Condtional Expectation

[n00sh]

I know the thereotical formula for E[Y|X=x] in the continuous case, but when asked to find E[Y|X=1] in the continuous case, is the following formula correct? (Sorry for formatting but I don't know how to put into mathematical form on here)

E[Y|X=1]= int(a,b) y * f(1,y) dy / int(a,b) f(1,y) dy


int(a,b) is the integral with limits a to b where a and b are the limits of y given x = 1.

Thanks.

[flachboard]

Quote:

Originally Posted by n00sh

I know the thereotical formula for E[Y|X=x] in the continuous case, but when asked to find E[Y|X=1] in the continuous case, is the following formula correct? (Sorry for formatting but I don't know how to put into mathematical form on here)

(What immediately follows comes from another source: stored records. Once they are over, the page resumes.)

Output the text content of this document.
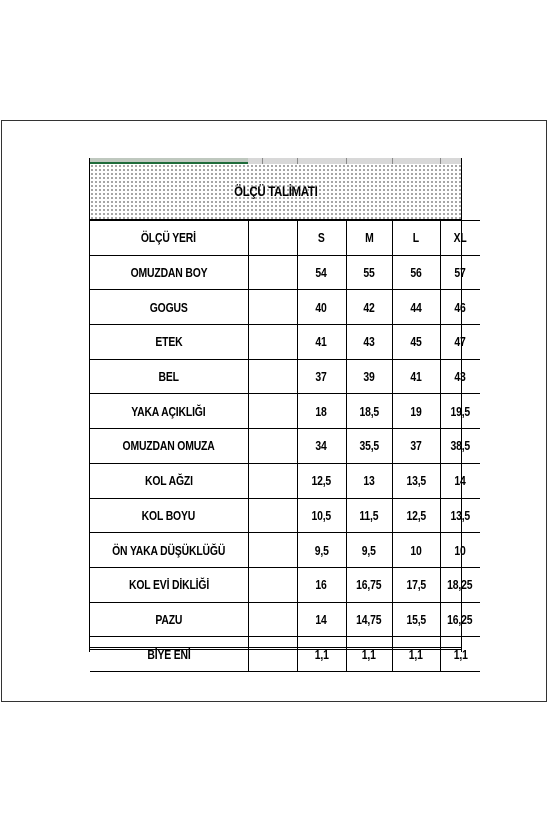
ÖLÇÜ TALİMATI
ÖLÇÜ YERİ		S	M	L	XL
OMUZDAN BOY		54	55	56	57
GOGUS		40	42	44	46
ETEK		41	43	45	47
BEL		37	39	41	43
YAKA AÇIKLIĞI		18	18,5	19	19,5
OMUZDAN OMUZA		34	35,5	37	38,5
KOL AĞZI		12,5	13	13,5	14
KOL BOYU		10,5	11,5	12,5	13,5
ÖN YAKA DÜŞÜKLÜĞÜ		9,5	9,5	10	10
KOL EVİ DİKLİĞİ		16	16,75	17,5	18,25
PAZU		14	14,75	15,5	16,25
BİYE ENİ		1,1	1,1	1,1	1,1
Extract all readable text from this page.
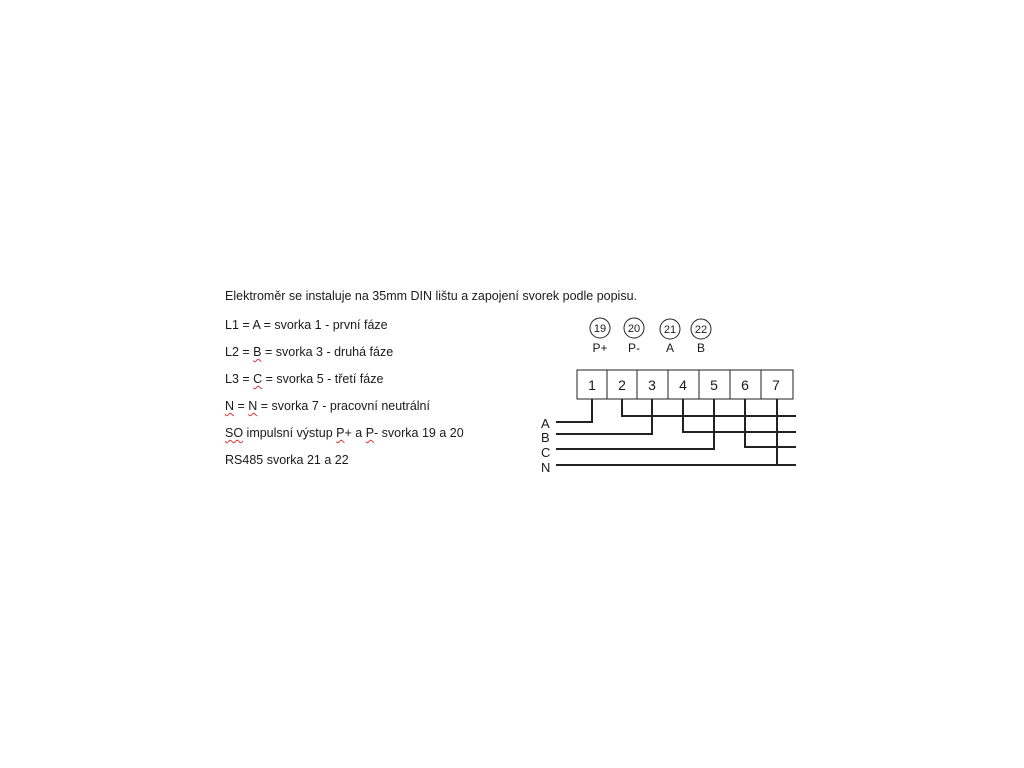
Elektroměr se instaluje na 35mm DIN lištu a zapojení svorek podle popisu.
L1 = A = svorka 1 - první fáze
L2 = B = svorka 3 - druhá fáze
L3 = C = svorka 5 - třetí fáze
N = N = svorka 7 - pracovní neutrální
SO impulsní výstup P+ a P- svorka 19 a 20
RS485 svorka 21 a 22
19
P+
20
P-
21
A
22
B
1 2 3 4 5 6 7
A
B
C
N
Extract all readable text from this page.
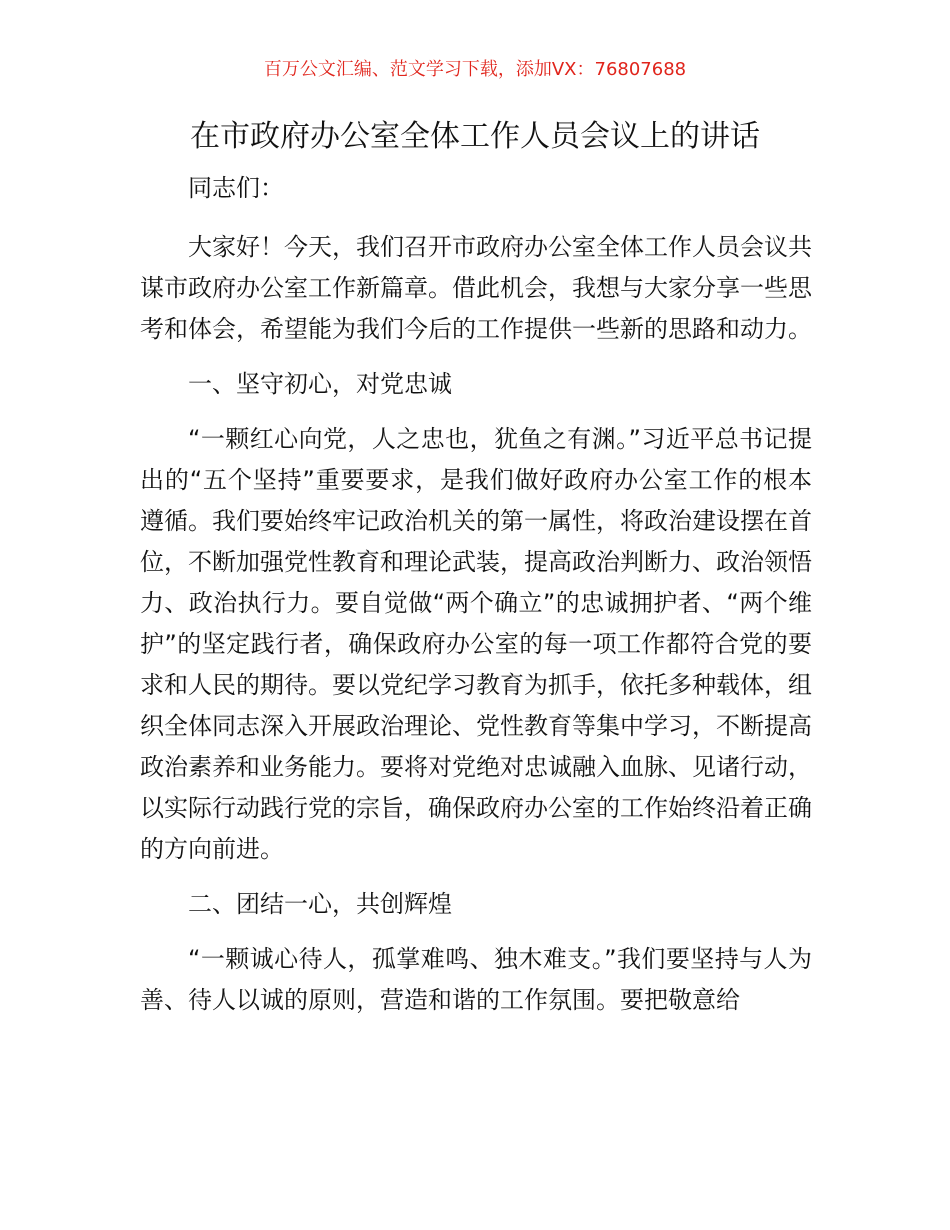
百万公文汇编、范文学习下载，添加VX：76807688
在市政府办公室全体工作人员会议上的讲话

同志们：

大家好！今天，我们召开市政府办公室全体工作人员会议共谋市政府办公室工作新篇章。借此机会，我想与大家分享一些思考和体会，希望能为我们今后的工作提供一些新的思路和动力。

一、坚守初心，对党忠诚

“一颗红心向党，人之忠也，犹鱼之有渊。”习近平总书记提出的“五个坚持”重要要求，是我们做好政府办公室工作的根本遵循。我们要始终牢记政治机关的第一属性，将政治建设摆在首位，不断加强党性教育和理论武装，提高政治判断力、政治领悟力、政治执行力。要自觉做“两个确立”的忠诚拥护者、“两个维护”的坚定践行者，确保政府办公室的每一项工作都符合党的要求和人民的期待。要以党纪学习教育为抓手，依托多种载体，组织全体同志深入开展政治理论、党性教育等集中学习，不断提高政治素养和业务能力。要将对党绝对忠诚融入血脉、见诸行动，以实际行动践行党的宗旨，确保政府办公室的工作始终沿着正确的方向前进。

二、团结一心，共创辉煌

“一颗诚心待人，孤掌难鸣、独木难支。”我们要坚持与人为善、待人以诚的原则，营造和谐的工作氛围。要把敬意给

E[Y|X=1]= int(a,b) y * f(1,y) dy / int(a,b) f(1,y) dy


int(a,b) is the integral with limits a to b where a and b are the limits of y given x = 1.

Thanks.

E[Y|X=1]=int(a,b) y * f(1,y)dy/ fx(1)
In words, the integral from a to b of y times f of 1,y dy divided by the marginal distribution of x when x equals 1. I believe that's right.

[smhorne1]

Quote:

Originally Posted by flachboard

E[Y|X=1]=int(a,b) y * f(1,y)dy/ fx(1)
In words, the integral from a to b of y times f of 1,y dy divided by the marginal distribution of x when x equals 1. I believe that's right.

This is correct.

Sometimes you can do the following - If the joint density doesn't depend on y, the f(y given x =1) is uniform, and you can find the E[y] using the continuous uniform formula = (a+b)/2. But you have to correctly define the interval in which y given x is uniform. I usually have to draw a picture to see.